Nomination du premier ministre Algérien : Est-ce une nouvelle Algérie qui s’amorce ?

L’Algérie commence à retrouver les apparences de la normalité. Elle dispose d’un nouveau président qui à peine déclaré vainqueur, et malgré la détermination du hirak qui le juge illégitime, tend la main et promet monts et merveilles. Combien la détermination de la rue est vivace, celle de Tebboune semble plus coriace.

Effectivement le mouvement protestataire se poursuit tout en prenant des formes différentes mais cette fois loin de toute confusion institutionnelle. La mise en avant permanente et ostensible d’un chef d’état-major qui relevait d’une anomalie, n’est plus d’actualité. Voici donc l’armée de retour dans ses casernes. Certains diraient, de retour dans les coulisses de son imperium. Peut importe. On sait pertinemment que l’armée ne déteste rien tant que d’être exposées. Elle a d’autres monts à escalader.

En nommant M. Djerad, Tebbounne clarifie le visage du nouvel exécutif algérien. Technocrate et haut cadre d’état, il ne va surement pas piocher dans les moisissures des vielles caves à ministres ou le pouvoir algérien avait pris l’habitude de puiser pour pourvoir aux fonctions ministérielles.

Ce qu’il faut retenir c’est que Djerad, en 2003 avait payé chère sa proximité avec Benflis. Victime d’un limogeage du poste de secrétaire général du ministre des affaires étrangères, il avait estimé à l’époque qu’il était absolument nécessaire que les serviteurs de l’État soient mis à l’abri de tout abus du pouvoir. Djerad qui heureusement n’a pas obtenu le pardon du clan entourant Abdelaziz Bouteflika, peut se considérer aujourd’hui très chanceux ! Son retrait du comité central du FLN après la nominalisation de Ould Abbes en 2016 va surement faire monter sa côte auprès des Algériens.

Outre son parcours pas très favorables au clan des Boutefs, M. Djerad était assez ouvert en direction du Hirak. Il a approuvé ouvertement l’exigence des manifestants, celle du départ immédiat des figures du régime Bouteflika. Djerad, aura parfaitement compris aujourd’hui qu’il faut satisfaire les attentes populaires et que compter sur l’effet d’usure du mouvement de revendication d’une Algérie meilleurs, semble désormais illusoire.

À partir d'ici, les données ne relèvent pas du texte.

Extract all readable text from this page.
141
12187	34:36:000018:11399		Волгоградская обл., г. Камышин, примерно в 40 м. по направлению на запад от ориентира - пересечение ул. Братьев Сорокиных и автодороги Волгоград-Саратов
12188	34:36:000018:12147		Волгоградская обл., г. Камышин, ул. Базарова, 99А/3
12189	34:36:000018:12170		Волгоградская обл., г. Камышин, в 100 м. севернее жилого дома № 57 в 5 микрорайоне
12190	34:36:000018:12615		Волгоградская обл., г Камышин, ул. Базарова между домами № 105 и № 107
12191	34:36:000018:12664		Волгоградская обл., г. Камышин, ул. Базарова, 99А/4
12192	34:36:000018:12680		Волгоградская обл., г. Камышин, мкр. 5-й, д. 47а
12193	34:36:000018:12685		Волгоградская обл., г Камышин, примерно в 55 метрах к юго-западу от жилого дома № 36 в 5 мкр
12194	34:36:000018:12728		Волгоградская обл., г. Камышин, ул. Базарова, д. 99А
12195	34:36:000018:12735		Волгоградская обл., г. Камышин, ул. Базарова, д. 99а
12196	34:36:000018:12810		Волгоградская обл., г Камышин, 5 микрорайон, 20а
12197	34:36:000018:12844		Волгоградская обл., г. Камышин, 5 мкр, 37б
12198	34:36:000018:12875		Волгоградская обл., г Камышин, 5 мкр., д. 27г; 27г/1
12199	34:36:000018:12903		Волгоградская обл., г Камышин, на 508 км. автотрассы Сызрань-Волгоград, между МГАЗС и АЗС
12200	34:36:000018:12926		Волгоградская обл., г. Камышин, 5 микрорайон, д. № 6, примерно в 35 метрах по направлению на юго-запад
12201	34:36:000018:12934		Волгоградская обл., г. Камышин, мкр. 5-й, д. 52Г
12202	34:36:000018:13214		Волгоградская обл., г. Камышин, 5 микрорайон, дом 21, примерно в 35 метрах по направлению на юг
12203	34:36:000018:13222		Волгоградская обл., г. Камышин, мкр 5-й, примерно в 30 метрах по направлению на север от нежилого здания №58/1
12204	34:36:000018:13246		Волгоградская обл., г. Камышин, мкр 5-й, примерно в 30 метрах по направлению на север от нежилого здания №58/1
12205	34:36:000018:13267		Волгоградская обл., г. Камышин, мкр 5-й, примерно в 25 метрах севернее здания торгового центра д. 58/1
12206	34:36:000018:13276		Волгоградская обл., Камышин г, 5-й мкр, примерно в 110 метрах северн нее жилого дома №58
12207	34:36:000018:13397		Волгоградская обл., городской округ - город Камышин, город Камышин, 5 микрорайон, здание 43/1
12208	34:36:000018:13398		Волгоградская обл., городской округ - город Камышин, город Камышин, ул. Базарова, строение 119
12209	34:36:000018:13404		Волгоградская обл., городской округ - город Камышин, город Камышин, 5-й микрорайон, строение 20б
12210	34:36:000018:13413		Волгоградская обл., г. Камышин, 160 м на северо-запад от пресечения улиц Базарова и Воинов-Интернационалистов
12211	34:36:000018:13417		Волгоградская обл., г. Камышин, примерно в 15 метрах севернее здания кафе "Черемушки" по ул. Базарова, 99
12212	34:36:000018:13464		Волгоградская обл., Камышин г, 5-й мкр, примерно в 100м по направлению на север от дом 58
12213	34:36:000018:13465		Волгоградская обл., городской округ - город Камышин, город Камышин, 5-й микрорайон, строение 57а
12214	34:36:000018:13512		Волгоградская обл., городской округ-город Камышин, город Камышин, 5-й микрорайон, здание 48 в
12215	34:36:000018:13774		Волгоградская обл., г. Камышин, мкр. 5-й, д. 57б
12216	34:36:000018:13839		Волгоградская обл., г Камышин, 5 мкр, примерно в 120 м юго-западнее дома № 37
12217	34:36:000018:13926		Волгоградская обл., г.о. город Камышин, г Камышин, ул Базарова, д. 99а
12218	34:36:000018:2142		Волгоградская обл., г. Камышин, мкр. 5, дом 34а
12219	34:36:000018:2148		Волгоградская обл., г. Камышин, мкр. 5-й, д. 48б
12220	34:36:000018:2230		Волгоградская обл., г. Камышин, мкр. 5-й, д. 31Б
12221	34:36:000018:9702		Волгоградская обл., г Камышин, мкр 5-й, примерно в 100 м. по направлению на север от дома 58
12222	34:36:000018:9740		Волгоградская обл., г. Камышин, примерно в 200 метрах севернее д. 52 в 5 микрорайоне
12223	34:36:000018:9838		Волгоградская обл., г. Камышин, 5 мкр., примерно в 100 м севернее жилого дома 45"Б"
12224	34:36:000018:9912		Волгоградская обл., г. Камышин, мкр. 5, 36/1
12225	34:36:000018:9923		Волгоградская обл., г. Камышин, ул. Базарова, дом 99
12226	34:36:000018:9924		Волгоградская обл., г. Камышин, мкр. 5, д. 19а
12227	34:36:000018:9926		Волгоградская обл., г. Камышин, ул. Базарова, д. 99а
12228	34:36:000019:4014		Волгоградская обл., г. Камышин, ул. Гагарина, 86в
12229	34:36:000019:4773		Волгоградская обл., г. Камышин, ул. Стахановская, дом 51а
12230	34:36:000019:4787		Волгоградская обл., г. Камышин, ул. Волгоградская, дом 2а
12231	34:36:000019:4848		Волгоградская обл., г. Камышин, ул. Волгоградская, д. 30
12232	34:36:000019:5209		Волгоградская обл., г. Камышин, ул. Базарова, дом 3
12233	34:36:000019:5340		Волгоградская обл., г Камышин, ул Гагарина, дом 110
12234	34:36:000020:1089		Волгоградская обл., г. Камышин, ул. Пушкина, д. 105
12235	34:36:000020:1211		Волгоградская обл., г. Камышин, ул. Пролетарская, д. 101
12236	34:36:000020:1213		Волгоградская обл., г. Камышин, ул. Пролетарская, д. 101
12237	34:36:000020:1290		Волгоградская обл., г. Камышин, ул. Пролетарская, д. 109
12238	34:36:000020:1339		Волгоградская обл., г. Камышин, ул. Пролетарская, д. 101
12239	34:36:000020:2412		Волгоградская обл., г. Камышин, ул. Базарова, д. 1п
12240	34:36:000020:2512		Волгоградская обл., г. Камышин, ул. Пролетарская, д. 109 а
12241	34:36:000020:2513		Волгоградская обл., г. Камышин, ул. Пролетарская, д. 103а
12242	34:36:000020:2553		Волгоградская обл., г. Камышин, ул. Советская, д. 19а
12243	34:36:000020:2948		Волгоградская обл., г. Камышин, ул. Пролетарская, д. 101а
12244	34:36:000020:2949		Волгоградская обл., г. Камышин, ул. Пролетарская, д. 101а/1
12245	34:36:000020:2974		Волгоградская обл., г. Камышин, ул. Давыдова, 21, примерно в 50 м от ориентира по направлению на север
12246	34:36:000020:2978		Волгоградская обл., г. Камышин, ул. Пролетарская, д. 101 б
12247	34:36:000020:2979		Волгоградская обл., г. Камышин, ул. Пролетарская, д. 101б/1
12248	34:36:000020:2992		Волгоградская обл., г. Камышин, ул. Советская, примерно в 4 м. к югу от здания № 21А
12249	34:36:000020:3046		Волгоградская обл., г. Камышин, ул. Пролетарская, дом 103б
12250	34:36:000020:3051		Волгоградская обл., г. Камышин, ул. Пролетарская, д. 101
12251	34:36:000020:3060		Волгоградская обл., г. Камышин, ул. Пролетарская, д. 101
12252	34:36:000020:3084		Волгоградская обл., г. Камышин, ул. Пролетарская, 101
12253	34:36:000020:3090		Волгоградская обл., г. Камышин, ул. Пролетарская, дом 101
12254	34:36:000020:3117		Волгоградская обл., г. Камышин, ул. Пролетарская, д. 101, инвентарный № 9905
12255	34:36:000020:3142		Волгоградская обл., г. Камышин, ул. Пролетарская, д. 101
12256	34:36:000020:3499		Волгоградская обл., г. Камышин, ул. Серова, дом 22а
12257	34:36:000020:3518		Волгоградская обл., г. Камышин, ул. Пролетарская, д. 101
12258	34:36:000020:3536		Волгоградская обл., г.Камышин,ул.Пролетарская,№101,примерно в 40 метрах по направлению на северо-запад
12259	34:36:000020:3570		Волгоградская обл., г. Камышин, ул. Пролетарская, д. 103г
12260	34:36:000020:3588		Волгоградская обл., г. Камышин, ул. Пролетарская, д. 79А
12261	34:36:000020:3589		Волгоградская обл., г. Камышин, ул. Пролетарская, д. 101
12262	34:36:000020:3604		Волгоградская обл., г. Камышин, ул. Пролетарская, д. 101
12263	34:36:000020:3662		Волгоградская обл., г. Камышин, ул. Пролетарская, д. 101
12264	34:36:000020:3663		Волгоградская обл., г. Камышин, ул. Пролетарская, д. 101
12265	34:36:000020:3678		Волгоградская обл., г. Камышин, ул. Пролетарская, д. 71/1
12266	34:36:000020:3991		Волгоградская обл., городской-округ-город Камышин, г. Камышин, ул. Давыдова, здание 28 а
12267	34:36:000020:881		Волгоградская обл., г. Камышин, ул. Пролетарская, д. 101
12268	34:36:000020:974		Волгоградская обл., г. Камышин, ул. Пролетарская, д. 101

Le pouvoir est devant une conscience politique populaire qui s’exprime spontanément, les manipulations qui ne sont pas à exclure, seront toujours dépassées par l’ampleur des événements. L’appareil politique algérien, est assez rusé pour comprendre que dans le face-à-face avec le système, le peuple est en première ligne. Même si pour le moment, ce mouvement populaire n’a pas encore transformé sa masse sociale en force politique, et qu’il a encore du mal à dégager un leadership, un autre visage de l’Algérie se dessine diffèrent de celui habituellement offert par un pouvoir vicieux.